Melissa Lee, the moderator of the show, noted that gold reached the lowest point since Dec. 15 and is approaching its 55-day moving average.

Terranova said investors should prudently scale back in gold. He said there's no need to be in gold and the Treasures because of the recovery. Kelly said there will still be incremental demand for gold in China as a hedge against inflation.

Shifting to today's disappointing retail numbers, Finerman said she was disappointed in Macy's ( M) performance but she was not a seller. Terranova thought Limited Brands ( LTD) was a good low-risk trade.

Lee brought in William Brodsky, CEO of CBOE Holdings ( CBOE), to talk about the reasons for low options trading volume in December. He said the volume slowed but not dramatically. He also said CBOE has the ability to do deals that will add value for its shareholders.

Lee noted that Goldman Sachs had downgraded AK Steel ( AK) to a sell from neutral. That prompted Terranova to say that the steel trade is in its later innings.

Lee asked Doug Kass, president of Seabreeze Partners Management, to defend his move to move into cash.

He listed several reasons. First, he noted the "whimpy syndrome in Congress" in which he believes neither political party will display the will power to reduce the budget deficit.
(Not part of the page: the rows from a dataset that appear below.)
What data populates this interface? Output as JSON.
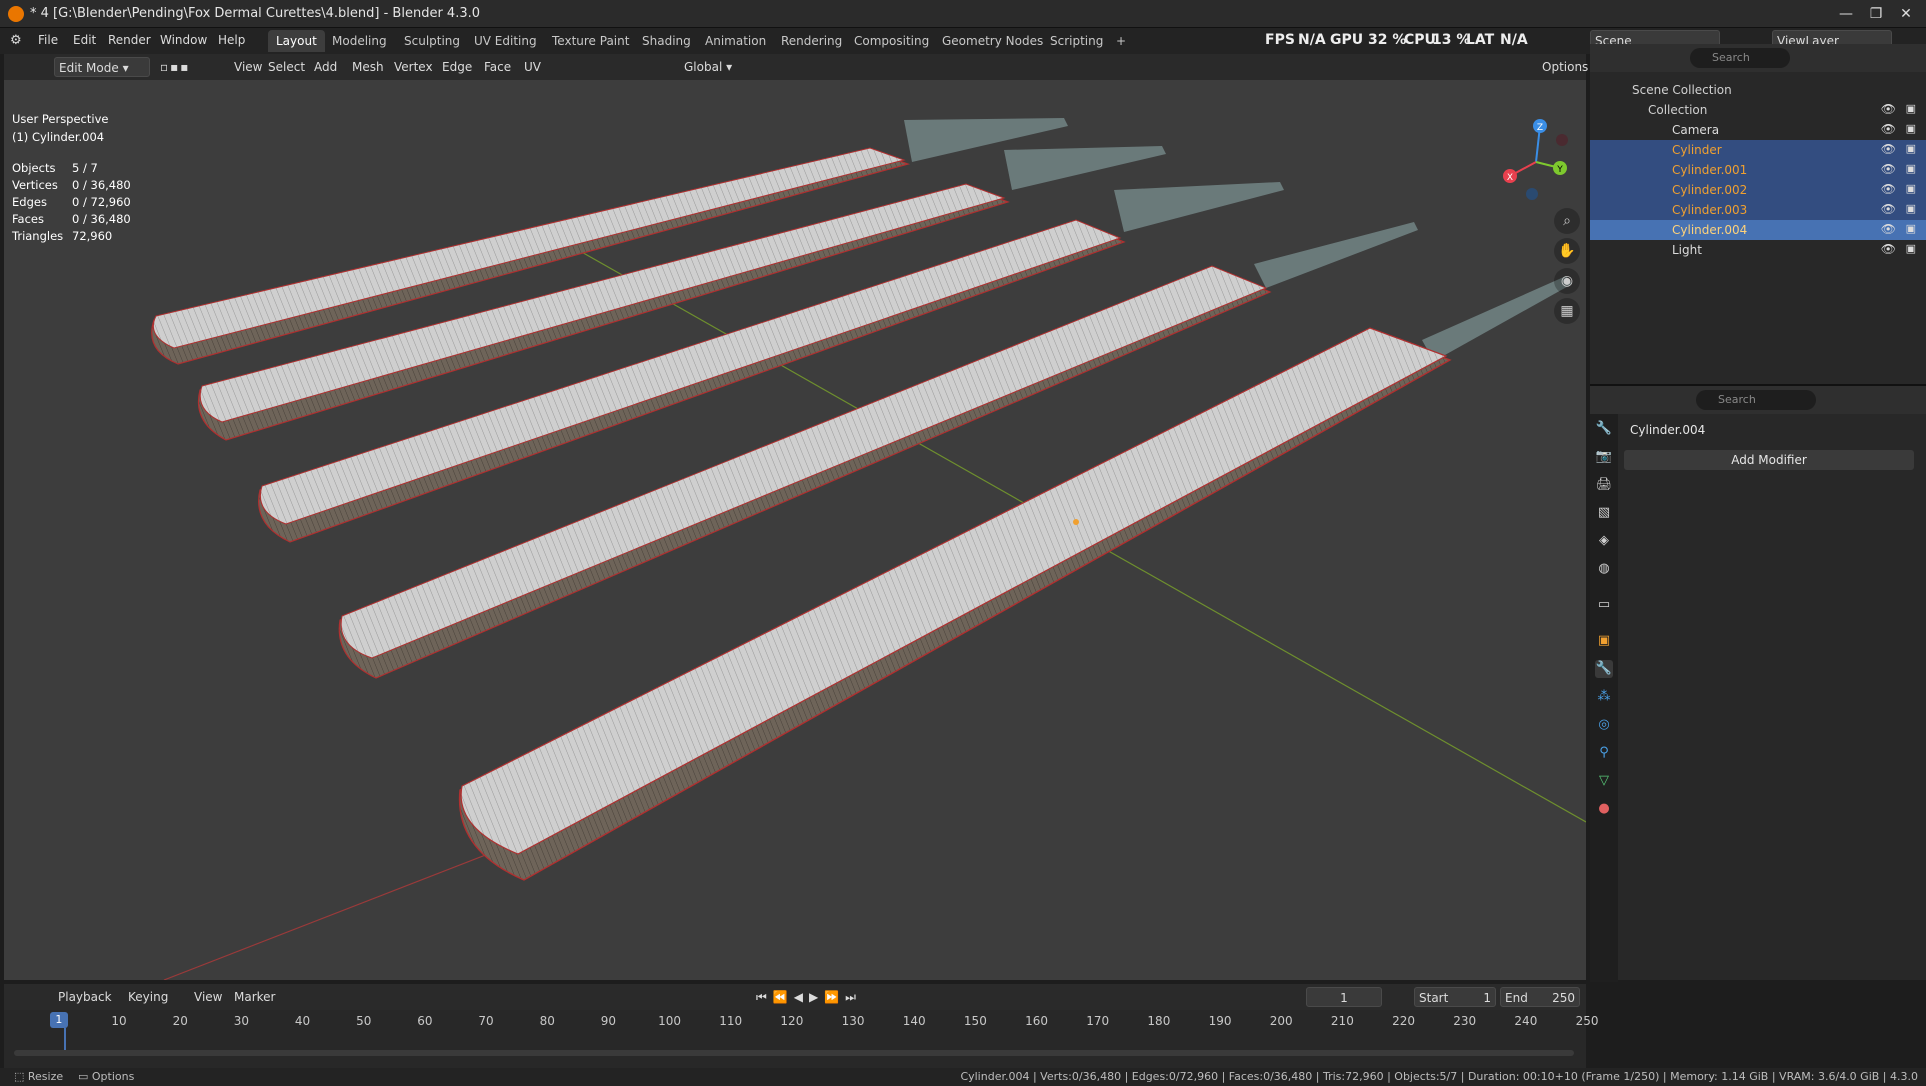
{
  "window": {
    "title": "* 4 [G:\\Blender\\Pending\\Fox Dermal Curettes\\4.blend] - Blender 4.3.0",
    "min": "—",
    "max": "❐",
    "close": "✕"
  },
  "menu": [
    "File",
    "Edit",
    "Render",
    "Window",
    "Help"
  ],
  "workspaces": [
    "Layout",
    "Modeling",
    "Sculpting",
    "UV Editing",
    "Texture Paint",
    "Shading",
    "Animation",
    "Rendering",
    "Compositing",
    "Geometry Nodes",
    "Scripting",
    "+"
  ],
  "stats_bar": {
    "fps_label": "FPS",
    "fps": "N/A",
    "gpu_label": "GPU",
    "gpu": "32 %",
    "cpu_label": "CPU",
    "cpu": "13 %",
    "lat_label": "LAT",
    "lat": "N/A"
  },
  "scene": {
    "label": "Scene",
    "viewlayer": "ViewLayer"
  },
  "viewport_header": {
    "mode": "Edit Mode",
    "menus": [
      "View",
      "Select",
      "Add",
      "Mesh",
      "Vertex",
      "Edge",
      "Face",
      "UV"
    ],
    "transform": "Global",
    "options": "Options",
    "axes": [
      "X",
      "Y",
      "Z"
    ]
  },
  "viewport_overlay": {
    "perspective": "User Perspective",
    "object": "(1) Cylinder.004",
    "stats": [
      {
        "k": "Objects",
        "v": "5 / 7"
      },
      {
        "k": "Vertices",
        "v": "0 / 36,480"
      },
      {
        "k": "Edges",
        "v": "0 / 72,960"
      },
      {
        "k": "Faces",
        "v": "0 / 36,480"
      },
      {
        "k": "Triangles",
        "v": "72,960"
      }
    ]
  },
  "gizmo": {
    "x": "X",
    "y": "Y",
    "z": "Z",
    "colors": {
      "x": "#e8404e",
      "y": "#7ec92e",
      "z": "#3a8ee6"
    }
  },
  "outliner": {
    "search_placeholder": "Search",
    "root": "Scene Collection",
    "collection": "Collection",
    "items": [
      {
        "name": "Camera",
        "color": "#dcdcdc",
        "state": "none"
      },
      {
        "name": "Cylinder",
        "color": "#f0a030",
        "state": "sel"
      },
      {
        "name": "Cylinder.001",
        "color": "#f0a030",
        "state": "sel"
      },
      {
        "name": "Cylinder.002",
        "color": "#f0a030",
        "state": "sel"
      },
      {
        "name": "Cylinder.003",
        "color": "#f0a030",
        "state": "sel"
      },
      {
        "name": "Cylinder.004",
        "color": "#ffd27a",
        "state": "act"
      },
      {
        "name": "Light",
        "color": "#dcdcdc",
        "state": "none"
      }
    ]
  },
  "properties": {
    "search_placeholder": "Search",
    "object": "Cylinder.004",
    "add_modifier": "Add Modifier"
  },
  "timeline": {
    "menus": [
      "Playback",
      "Keying",
      "View",
      "Marker"
    ],
    "current_frame": "1",
    "start_label": "Start",
    "start": "1",
    "end_label": "End",
    "end": "250",
    "ticks": [
      "10",
      "20",
      "30",
      "40",
      "50",
      "60",
      "70",
      "80",
      "90",
      "100",
      "110",
      "120",
      "130",
      "140",
      "150",
      "160",
      "170",
      "180",
      "190",
      "200",
      "210",
      "220",
      "230",
      "240",
      "250"
    ],
    "cursor_frame": "1"
  },
  "statusbar": {
    "left1": "Resize",
    "left2": "Options",
    "right": "Cylinder.004 | Verts:0/36,480 | Edges:0/72,960 | Faces:0/36,480 | Tris:72,960 | Objects:5/7 | Duration: 00:10+10 (Frame 1/250) | Memory: 1.14 GiB | VRAM: 3.6/4.0 GiB | 4.3.0"
  },
  "colors": {
    "accent": "#4772b3",
    "selected": "#334d80",
    "object_orange": "#f0a030",
    "edge_red": "#c0392b"
  }
}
Second, the country faces structural job losses due to mega trends that will not be going away for some time.

Third, rising interest rates will challenge the weak housing market. And fourth, the middle class will be hurt by wage deflation, higher costs, 10 years of flat stock prices and three years of lower housing prices.
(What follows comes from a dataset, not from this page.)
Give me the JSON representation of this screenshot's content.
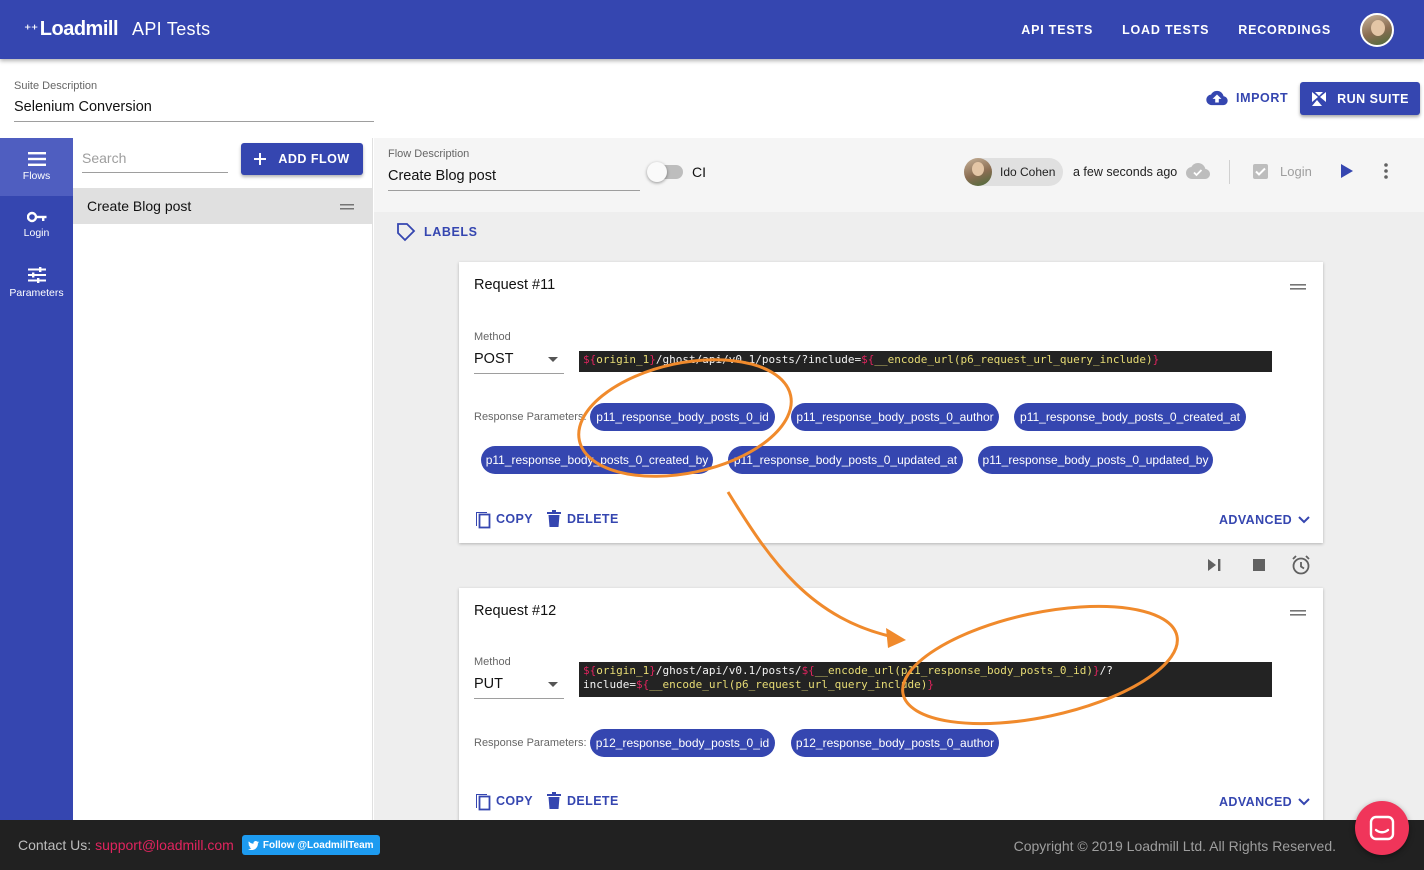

Taking the other side of the argument, Weiss said wages are increasing, productivity is improving and the cost of hiring is getting lower. He also called Kass' scenario the "base case, " addking the economy can't getting any worst and is going to get better.

Is the amazing bull run in bonds dead? Dennis Gartman said he believes that it's over and that the long bond is heading to 8%. He said money is coming out of debt into equities.

In the show's tweet the street segment, Kelly said there were a lot of tweets on how Freeport McMoRan ( FCX) will fare with the new copper ETF. He said he believes the ETF will have a marginal effect.

Other tweeters asked whether which was a better fertilizer stock: Mosaic ( MOS) or Potash ( POT). He preferred Mosaic for its diversification.

Commenting on Friday's jobs report, Deutsche Bank chief economist Joe Lavorgna said there's been too much optimism about Friday's jobs number and too little optimism for the jobs picture for 2011.

Lavorgna said he believes bad weather will keep the number of new jobs down. He said the Fed needs to see 300,000 newly created jobs a month for three months before it can lay the groundwork for monetary tightening.

Stephen Weiss provided reasons why he is bullish on Qualcomm ( QCOM). He said the company is well positioned in overseas markets like Latin America, China and India, where smartphone adoption and usage are in the early stages.

He said the company is shareholder friendly with buybacks and dividends. He said the company has 30% of the chip space and now 11% of connectivity through the Atheros ( ATHR) deal. And he said its licensing business accounts for 40% of its revenues and is high margin.

He said his price target for the stock is $60, which he considers low.

In the final trades, Kelly liked JPMorgan Chase ( JPM). Scaramucci liked Macy's ( M). Finerman liked Children's Place ( PLCE). Terranova liked General Motors ( GM).